Sunday afternoon. The wife cloaked in blue, in a sacred Bollywood induced trance on the coach. When I tried to tell her my bad news , I was shushed and sent to the computer out of sight in the bedroom. Left with this unfulfilled confessional mode, I turn to you, my loyal reader. I just got another ticket on the frakin car. This one, for not" properly "displaying my license plate. Mind you, it was "displayed", only improperly according to the bureaucrats. And all this after having to spend a morning at Motor Vehicles replacing the damn plate in the first place! What? Oh, I know it's my fault for hitting the guy. But man, talk about Karma. Is this happening to me because I lied to the guy who fixes the car? I told him the wife was driving. It can't be that, can it? I have another ticket to pay for forgetting to move the car last Monday. That one was probably my fault. And, I just beat one for an expired meter last week. In other words, I'm batting 1 for 5 with the car. Not a good average in baseball or real life, is it? Eddie from Big Gray gave me that book, Zen Driving? I read it. I think I do drive like that. Trouble is, I don't do well with passengers in the car, so people don't get that. I like my car. I like driving.

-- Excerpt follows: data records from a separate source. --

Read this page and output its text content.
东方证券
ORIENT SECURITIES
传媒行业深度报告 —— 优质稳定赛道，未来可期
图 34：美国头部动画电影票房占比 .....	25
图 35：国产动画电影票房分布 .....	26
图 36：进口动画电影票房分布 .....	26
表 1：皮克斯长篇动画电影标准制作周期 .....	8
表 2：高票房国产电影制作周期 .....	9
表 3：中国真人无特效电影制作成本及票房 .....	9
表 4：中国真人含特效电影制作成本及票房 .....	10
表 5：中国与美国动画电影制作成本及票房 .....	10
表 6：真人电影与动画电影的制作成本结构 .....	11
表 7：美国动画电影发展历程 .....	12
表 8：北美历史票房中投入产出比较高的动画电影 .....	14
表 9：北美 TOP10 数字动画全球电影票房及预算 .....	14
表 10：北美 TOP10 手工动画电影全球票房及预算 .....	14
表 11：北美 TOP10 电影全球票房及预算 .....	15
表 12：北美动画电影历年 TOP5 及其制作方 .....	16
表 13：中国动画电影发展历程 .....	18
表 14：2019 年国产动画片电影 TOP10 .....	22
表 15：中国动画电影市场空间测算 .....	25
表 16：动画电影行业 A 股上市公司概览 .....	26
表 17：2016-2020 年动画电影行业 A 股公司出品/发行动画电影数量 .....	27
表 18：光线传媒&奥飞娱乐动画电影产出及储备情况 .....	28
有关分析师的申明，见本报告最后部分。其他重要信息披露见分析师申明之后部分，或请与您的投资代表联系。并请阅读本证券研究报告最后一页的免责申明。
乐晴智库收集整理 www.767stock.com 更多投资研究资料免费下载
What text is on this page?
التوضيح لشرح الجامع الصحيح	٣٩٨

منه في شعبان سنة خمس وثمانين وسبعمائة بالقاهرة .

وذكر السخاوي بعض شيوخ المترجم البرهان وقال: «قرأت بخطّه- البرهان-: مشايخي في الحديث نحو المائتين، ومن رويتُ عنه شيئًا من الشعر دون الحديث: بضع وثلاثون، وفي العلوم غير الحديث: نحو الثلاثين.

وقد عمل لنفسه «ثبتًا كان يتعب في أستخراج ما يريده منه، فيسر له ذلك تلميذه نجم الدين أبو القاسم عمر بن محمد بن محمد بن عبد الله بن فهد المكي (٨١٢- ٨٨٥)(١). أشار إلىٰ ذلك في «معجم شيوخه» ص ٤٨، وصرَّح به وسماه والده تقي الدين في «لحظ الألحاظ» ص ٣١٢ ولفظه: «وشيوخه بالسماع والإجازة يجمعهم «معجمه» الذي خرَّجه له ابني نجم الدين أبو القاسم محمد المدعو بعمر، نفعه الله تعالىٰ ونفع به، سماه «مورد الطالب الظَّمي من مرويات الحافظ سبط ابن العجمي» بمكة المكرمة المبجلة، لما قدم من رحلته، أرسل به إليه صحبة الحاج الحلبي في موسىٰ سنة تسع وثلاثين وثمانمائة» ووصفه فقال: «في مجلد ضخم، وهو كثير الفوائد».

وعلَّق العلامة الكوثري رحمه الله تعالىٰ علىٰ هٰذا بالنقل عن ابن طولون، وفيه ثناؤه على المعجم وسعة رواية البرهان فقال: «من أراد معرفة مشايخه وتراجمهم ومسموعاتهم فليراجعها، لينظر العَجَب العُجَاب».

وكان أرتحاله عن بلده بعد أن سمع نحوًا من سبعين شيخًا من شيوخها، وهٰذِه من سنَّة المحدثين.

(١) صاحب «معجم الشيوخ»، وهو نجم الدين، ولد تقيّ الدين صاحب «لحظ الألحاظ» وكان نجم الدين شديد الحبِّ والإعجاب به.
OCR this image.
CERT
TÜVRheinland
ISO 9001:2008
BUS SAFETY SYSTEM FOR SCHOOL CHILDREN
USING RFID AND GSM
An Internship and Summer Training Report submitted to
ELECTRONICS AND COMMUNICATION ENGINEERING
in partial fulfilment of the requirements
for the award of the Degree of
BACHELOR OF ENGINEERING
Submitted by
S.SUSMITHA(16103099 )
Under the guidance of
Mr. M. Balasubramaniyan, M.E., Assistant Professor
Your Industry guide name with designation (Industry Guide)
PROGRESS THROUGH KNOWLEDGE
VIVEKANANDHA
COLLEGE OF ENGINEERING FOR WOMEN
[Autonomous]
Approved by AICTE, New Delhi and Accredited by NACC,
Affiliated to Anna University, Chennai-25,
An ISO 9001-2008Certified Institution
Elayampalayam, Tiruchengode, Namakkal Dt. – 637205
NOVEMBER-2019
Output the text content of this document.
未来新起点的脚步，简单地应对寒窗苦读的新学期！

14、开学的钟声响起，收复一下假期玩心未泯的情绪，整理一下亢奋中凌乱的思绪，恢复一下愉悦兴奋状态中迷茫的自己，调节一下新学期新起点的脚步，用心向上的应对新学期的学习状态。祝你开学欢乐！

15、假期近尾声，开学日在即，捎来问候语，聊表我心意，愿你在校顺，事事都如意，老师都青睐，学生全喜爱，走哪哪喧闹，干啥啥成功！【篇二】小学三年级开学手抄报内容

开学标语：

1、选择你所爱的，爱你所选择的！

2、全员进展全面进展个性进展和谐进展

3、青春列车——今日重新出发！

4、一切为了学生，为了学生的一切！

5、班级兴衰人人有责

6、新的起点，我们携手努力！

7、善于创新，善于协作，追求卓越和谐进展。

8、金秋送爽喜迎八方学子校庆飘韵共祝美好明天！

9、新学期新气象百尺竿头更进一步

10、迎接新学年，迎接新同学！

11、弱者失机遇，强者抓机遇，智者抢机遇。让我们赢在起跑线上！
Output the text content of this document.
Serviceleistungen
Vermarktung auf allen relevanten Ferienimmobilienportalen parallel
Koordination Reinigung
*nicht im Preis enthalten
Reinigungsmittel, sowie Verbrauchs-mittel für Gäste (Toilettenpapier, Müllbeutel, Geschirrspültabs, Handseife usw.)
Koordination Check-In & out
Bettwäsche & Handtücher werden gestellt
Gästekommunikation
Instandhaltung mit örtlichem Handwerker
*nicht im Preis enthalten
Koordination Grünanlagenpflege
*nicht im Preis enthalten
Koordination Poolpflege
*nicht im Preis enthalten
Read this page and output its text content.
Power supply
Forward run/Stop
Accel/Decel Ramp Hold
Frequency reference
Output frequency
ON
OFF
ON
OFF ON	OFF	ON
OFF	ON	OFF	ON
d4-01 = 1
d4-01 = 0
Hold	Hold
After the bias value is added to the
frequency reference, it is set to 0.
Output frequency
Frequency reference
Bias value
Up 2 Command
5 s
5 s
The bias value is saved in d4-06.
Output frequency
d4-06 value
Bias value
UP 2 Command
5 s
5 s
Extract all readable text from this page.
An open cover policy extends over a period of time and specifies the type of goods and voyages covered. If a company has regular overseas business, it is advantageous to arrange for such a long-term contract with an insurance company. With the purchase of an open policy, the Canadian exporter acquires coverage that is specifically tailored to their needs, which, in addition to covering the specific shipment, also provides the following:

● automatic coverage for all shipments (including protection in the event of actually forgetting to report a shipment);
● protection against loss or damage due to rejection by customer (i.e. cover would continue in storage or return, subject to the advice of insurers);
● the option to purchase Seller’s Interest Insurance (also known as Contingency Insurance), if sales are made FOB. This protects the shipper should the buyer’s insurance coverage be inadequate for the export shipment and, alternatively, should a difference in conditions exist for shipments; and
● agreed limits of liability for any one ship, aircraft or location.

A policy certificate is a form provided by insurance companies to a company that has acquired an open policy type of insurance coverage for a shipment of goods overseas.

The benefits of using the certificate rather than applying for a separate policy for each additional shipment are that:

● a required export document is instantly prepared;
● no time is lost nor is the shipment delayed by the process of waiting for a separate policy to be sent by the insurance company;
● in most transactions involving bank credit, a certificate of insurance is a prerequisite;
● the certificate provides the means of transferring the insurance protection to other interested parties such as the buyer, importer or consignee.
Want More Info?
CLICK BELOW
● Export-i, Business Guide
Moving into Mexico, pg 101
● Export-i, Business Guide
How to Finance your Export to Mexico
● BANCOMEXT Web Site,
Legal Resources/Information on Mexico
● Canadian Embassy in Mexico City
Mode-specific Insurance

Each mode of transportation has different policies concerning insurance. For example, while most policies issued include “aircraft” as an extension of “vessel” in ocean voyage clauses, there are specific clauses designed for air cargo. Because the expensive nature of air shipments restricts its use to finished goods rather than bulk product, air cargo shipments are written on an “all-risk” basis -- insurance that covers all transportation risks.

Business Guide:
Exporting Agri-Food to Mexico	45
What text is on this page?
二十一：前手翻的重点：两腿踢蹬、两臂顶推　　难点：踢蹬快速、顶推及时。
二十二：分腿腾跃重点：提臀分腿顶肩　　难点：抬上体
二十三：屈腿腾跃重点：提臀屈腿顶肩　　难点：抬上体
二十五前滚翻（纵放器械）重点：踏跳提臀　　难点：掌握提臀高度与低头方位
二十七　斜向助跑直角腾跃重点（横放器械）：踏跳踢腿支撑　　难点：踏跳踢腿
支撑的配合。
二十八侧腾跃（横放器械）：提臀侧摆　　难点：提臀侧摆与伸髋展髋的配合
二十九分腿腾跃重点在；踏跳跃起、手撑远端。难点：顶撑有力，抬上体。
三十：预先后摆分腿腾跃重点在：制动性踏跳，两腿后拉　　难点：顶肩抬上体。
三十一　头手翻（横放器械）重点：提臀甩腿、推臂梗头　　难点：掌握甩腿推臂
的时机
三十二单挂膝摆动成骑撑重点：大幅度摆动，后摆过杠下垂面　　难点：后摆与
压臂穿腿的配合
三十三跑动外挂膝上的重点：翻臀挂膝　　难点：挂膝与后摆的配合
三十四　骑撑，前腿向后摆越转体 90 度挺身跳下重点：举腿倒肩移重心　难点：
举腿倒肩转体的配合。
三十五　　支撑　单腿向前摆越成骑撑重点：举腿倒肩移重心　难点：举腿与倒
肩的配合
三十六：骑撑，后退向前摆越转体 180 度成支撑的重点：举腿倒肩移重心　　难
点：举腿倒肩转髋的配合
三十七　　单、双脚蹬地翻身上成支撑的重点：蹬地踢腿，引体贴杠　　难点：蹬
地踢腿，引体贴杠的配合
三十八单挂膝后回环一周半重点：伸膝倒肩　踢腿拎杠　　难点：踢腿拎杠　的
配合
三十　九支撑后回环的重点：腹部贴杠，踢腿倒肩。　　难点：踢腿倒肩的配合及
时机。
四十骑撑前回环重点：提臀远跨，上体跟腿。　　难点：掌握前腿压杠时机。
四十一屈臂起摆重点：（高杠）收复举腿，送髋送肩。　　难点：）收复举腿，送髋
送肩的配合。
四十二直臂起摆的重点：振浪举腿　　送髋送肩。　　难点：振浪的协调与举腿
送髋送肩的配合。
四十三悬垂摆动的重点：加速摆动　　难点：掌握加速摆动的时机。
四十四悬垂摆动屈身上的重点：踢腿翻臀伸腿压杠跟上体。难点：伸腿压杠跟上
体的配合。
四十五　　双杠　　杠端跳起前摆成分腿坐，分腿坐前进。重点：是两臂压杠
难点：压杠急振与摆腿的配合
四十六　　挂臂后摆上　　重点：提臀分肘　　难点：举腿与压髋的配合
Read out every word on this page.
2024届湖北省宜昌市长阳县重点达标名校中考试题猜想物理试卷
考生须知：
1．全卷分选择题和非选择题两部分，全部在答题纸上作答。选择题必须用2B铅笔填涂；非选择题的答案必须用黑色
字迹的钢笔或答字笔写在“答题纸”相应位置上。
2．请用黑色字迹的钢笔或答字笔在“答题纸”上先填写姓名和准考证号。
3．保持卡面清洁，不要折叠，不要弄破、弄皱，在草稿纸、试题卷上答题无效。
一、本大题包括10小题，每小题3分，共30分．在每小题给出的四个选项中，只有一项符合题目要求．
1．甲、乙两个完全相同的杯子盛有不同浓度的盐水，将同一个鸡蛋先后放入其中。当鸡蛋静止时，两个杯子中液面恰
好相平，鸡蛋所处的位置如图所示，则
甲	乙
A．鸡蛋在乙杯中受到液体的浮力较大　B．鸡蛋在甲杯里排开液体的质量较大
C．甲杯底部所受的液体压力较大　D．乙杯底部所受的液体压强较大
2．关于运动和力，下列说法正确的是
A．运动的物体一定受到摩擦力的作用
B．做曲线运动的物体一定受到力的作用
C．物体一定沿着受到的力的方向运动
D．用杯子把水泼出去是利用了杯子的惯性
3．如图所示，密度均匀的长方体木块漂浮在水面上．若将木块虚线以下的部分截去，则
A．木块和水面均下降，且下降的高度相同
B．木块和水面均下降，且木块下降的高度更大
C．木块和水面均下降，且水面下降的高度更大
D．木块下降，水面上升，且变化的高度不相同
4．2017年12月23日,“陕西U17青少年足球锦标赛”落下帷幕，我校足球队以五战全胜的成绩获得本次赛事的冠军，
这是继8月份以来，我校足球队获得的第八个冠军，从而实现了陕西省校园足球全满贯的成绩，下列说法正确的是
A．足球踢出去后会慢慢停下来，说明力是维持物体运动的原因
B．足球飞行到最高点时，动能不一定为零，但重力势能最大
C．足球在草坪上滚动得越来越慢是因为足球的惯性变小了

The star ship commander who helped me restore propriety to my license plate this morning and I were having our usual talk this morning- how "things are different than when you and I grew up". I told him I was writing a blog, and we shifted to communication and how "too much communication" can be a curse, and he allowed that it's so much easier to give tickets nowadays due to the improvement in technology. And that brought me back to the issue I've been wrestling with here that these young people who have been spoiling the margins of my beautiful park need to see. Nowadays, everything we do stays with us. Even a ticket for drinking or smoking in a park can mean the difference if you're trying to get a job, get into a school, join the Armed Services, or whatever. It's like Karma.
As far as I'm concerned, I might have to give my wife the car.